During a visit last spring the research camp was based at Rancho Napopa, a cattle, sheep and goat operation more than two hours by rutted road south of Nãcori Chico. Visiting eco-tourists and off-duty hunters shared the hacienda with 11 students from Mexican universities who were honing their field techniques under the tutelage of Rosas.Visitors and students piled into dusty four-wheel-drives and headed out to designated research sites. During the previous six years, Rosas had pinpointed areas with enough wildlife to sustain jaguars.

The Conservation Program for Jaguars in the Uplands of the Sierra Madre Sonora, as the Rosas effort is formally known, receives its bare-bones funding primarily from the New York-based Wildlife Conservation Society, with additional contributions from fashion maven Liz Claiborne and the King of Bhutan.

Among paid guides during the 2005 season was Manuel "Memo" Galãz, a life-long cowboy whom Rosas has trained to look for cat signs and, if needed, to help capture jaguars. Another crew member was David Strozdas, a former Oklahoma game warden who now studies mountain lions and bighorn sheep on Ted Turner’s Armendaris Ranch in New Mexico.

"Lots of peccary, coatimundi and deer are here," declared Rosas, who studied the signs in a flower-filled meadow. He attributed such abundance to several months of wet weather. "Such mammals are among the jaguar’s favorite foods," he said.

The trail ended at a tree-shaded stream bed, where camouflaged cameras were set to take pictures of large animals that passed by. Mejia found that only half of each roll had been exposed, so it was left to be checked at a later date.

"Care to guess why I use two cameras at each location?" Rosas asked, enjoying his role as teacher. When theories came up short he explained that the polka-dot pattern on either flank of a jaguar is as unique as a fingerprint. "If we take a picture of only one flank, we won’t know if it’s the same cat when he or she is photographed from the opposite direction. By comparing coat patterns on jaguars, we can identify individuals."

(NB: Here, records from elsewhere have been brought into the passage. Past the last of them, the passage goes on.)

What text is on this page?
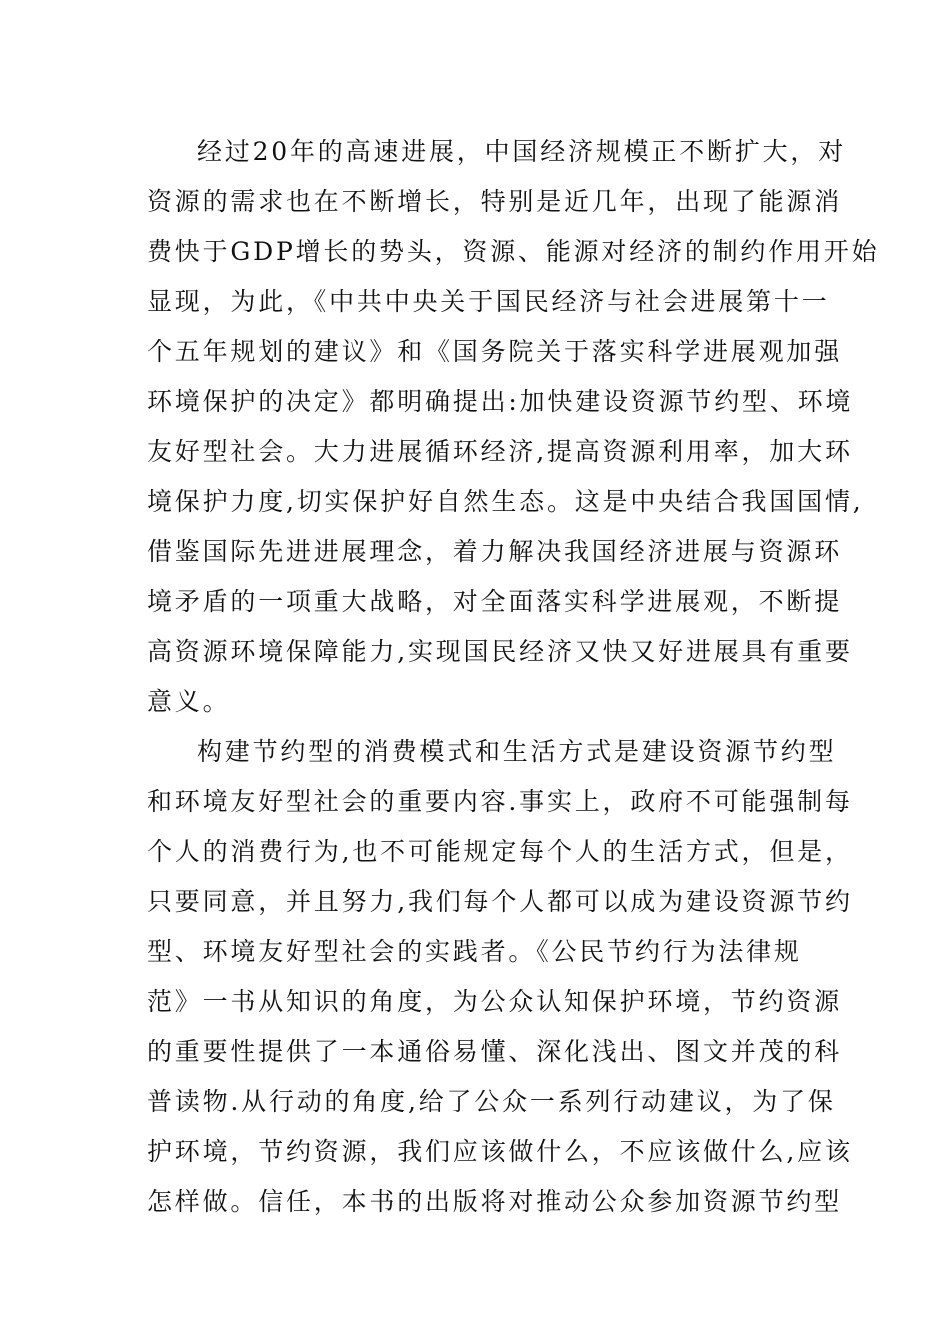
经过20年的高速进展，中国经济规模正不断扩大，对
资源的需求也在不断增长，特别是近几年，出现了能源消
费快于GDP增长的势头，资源、能源对经济的制约作用开始
显现，为此，《中共中央关于国民经济与社会进展第十一
个五年规划的建议》和《国务院关于落实科学进展观加强
环境保护的决定》都明确提出:加快建设资源节约型、环境
友好型社会。大力进展循环经济,提高资源利用率，加大环
境保护力度,切实保护好自然生态。这是中央结合我国国情,
借鉴国际先进进展理念，着力解决我国经济进展与资源环
境矛盾的一项重大战略，对全面落实科学进展观，不断提
高资源环境保障能力,实现国民经济又快又好进展具有重要
意义。
构建节约型的消费模式和生活方式是建设资源节约型
和环境友好型社会的重要内容.事实上，政府不可能强制每
个人的消费行为,也不可能规定每个人的生活方式，但是，
只要同意，并且努力,我们每个人都可以成为建设资源节约
型、环境友好型社会的实践者。《公民节约行为法律规
范》一书从知识的角度，为公众认知保护环境，节约资源
的重要性提供了一本通俗易懂、深化浅出、图文并茂的科
普读物.从行动的角度,给了公众一系列行动建议，为了保
护环境，节约资源，我们应该做什么，不应该做什么,应该
怎样做。信任，本书的出版将对推动公众参加资源节约型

Later that evening, Rosas described how he and his colleagues had traveled by pickup and horseback to many Sonoran ranches. The scientists had shown owners, foremen and vaqueros (cowboys) their field procedures, baits, snares, traps and tracking equipment. "With a few exceptions, the ranchers have been supportive," Rosas says. "They now understand what I’m trying to accomplish."

Asked what would happen if the people of the Sierra Madre return to their old ways, Rosas turned his palms up in the universal gesture of resignation. "Que lastima," he sighed. "What a shame."